Distance Picking
This is an idea I have for using the GPU to assist in nearest point calculations. I’m not sure how useful it is in practice, but it’s one way to avoid the overhead of a spatial bounding hierarchy for simple picking operations.
The following screenshot shows how my demo highlights the surface point nearest to the mouse cursor. As you move the mouse, the selected point slides around interactively.
The basic premise is to render your objects to an offscreen buffer with screen-space (X,Y) stored in the Red-Green channels. Next, you compute a distance field on the GPU using erosion, placing distance in the Blue channel and carrying along (X,Y) for the ride. After you’ve performed erosion for the desired number of iterations, you can instantly find the nearest (X,Y) for any point in the viewport.
Here’s a screenshot of the offscreen buffer used for instantaneous lookup.
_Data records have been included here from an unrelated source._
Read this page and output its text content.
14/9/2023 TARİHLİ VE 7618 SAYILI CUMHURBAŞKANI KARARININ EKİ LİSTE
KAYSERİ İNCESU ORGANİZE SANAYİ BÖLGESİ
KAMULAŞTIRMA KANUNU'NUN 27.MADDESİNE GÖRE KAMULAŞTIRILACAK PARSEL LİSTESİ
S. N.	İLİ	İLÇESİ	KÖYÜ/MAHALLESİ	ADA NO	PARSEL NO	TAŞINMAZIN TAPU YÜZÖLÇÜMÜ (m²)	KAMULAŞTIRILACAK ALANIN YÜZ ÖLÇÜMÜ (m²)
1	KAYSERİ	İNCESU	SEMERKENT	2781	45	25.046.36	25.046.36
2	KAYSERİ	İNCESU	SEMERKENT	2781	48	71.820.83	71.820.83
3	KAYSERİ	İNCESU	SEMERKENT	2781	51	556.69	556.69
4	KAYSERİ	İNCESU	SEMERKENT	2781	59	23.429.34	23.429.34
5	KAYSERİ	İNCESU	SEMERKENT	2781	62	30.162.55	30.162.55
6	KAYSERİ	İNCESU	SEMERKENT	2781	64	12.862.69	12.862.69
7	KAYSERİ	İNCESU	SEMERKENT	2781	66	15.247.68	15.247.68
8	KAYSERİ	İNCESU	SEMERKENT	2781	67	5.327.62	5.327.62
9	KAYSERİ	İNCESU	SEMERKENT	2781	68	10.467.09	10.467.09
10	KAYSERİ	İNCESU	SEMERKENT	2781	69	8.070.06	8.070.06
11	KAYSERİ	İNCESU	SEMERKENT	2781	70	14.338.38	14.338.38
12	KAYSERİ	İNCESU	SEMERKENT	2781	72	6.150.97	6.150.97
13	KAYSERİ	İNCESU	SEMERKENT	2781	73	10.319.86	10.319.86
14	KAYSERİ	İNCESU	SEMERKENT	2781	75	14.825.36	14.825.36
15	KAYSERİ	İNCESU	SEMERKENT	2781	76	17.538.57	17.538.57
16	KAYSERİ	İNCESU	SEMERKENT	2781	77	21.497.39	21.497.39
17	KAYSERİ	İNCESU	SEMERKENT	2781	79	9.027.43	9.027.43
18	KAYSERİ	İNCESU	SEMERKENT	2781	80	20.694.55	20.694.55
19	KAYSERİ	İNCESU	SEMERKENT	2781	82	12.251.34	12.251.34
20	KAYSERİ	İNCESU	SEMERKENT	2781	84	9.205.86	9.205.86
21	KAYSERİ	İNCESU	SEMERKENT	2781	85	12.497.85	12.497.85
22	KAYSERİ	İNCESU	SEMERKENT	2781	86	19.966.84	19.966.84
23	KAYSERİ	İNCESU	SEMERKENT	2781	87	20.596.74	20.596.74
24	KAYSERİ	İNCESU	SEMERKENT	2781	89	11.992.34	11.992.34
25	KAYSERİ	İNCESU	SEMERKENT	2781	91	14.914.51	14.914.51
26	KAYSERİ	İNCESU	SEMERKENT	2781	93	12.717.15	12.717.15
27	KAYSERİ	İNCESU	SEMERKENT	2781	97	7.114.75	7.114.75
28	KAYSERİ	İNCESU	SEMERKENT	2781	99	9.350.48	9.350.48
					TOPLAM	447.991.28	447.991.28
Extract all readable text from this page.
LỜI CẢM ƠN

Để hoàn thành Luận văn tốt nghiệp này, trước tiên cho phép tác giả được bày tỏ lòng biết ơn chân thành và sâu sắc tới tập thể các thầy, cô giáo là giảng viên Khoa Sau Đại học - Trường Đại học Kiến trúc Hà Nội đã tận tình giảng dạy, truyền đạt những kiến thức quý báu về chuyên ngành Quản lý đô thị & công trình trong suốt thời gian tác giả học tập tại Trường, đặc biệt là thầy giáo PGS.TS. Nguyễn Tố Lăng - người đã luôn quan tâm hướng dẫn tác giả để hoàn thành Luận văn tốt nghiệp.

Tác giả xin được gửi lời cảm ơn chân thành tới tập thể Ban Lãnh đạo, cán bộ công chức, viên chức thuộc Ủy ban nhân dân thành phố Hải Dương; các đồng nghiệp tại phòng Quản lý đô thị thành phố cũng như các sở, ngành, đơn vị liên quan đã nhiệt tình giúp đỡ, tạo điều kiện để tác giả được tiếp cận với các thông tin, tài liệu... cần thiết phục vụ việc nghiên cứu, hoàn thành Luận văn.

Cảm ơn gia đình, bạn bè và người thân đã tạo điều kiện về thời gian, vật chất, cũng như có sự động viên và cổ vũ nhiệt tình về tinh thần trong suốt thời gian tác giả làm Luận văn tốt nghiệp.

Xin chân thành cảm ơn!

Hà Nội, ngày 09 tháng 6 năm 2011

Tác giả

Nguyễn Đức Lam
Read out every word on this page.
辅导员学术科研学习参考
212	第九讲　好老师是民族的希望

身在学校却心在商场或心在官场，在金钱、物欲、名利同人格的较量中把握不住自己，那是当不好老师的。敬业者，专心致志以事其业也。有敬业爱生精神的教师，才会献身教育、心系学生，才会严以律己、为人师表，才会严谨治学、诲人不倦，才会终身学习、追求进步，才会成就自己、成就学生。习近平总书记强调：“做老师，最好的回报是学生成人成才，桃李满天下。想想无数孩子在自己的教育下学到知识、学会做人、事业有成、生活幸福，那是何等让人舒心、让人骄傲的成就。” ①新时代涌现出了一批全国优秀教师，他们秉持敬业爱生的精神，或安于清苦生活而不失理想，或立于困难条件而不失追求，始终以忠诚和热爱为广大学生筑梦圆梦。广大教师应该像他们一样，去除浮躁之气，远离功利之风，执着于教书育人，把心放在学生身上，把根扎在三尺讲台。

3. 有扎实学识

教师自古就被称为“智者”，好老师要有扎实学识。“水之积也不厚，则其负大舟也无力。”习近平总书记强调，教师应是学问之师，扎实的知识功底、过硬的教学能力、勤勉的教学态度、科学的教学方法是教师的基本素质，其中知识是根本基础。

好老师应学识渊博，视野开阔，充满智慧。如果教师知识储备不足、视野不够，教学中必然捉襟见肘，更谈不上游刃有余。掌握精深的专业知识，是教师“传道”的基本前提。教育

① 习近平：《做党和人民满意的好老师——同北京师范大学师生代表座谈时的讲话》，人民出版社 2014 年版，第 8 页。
I stopped erosion about 50 iterations.
The resultant distance field can also be used for additional effects, such as silhouetting or antialiasing. You could also carry along an object id instead of (X,Y) coordinates, allowing you to pick an object rather than a point.
Naive Approach: Manhattan Distance
The easiest way to generate a distance field on the GPU is to ping-pong between two framebuffer objects, blitting a full-screen quad at each iteration. The fragment shader gradually spreads a “grassfire” by taking the minimum of the surrounding 4 pixels and incrementing the result.
The problem with this approach is that it generates Manhattan distance (left) rather than Euclidean distance (right):
Better: Squared Euclidean Distance
Generating a field of squared Euclidean distances can be done by making a series of horizontal passes, followed by a series of vertical passes.
As with grassfire, you ping-pong between two FBO’s, shown as A and B in the diagram below. However, instead of always adding 1, you add an odd integer (β) that increases at each step.
In the following diagram, the seed image is shown in the upper-left corner; the final distance field is shown in the lower-right corner.
OpenGL Demo
My demo code is posted on github for your enjoyment:
By the way, I wouldn’t recommend this for generating distance fields on the CPU. In the area of CPU-amenable algorithms, Saito-Toriwaki is probably my favorite, although the Danielsson method is more classic.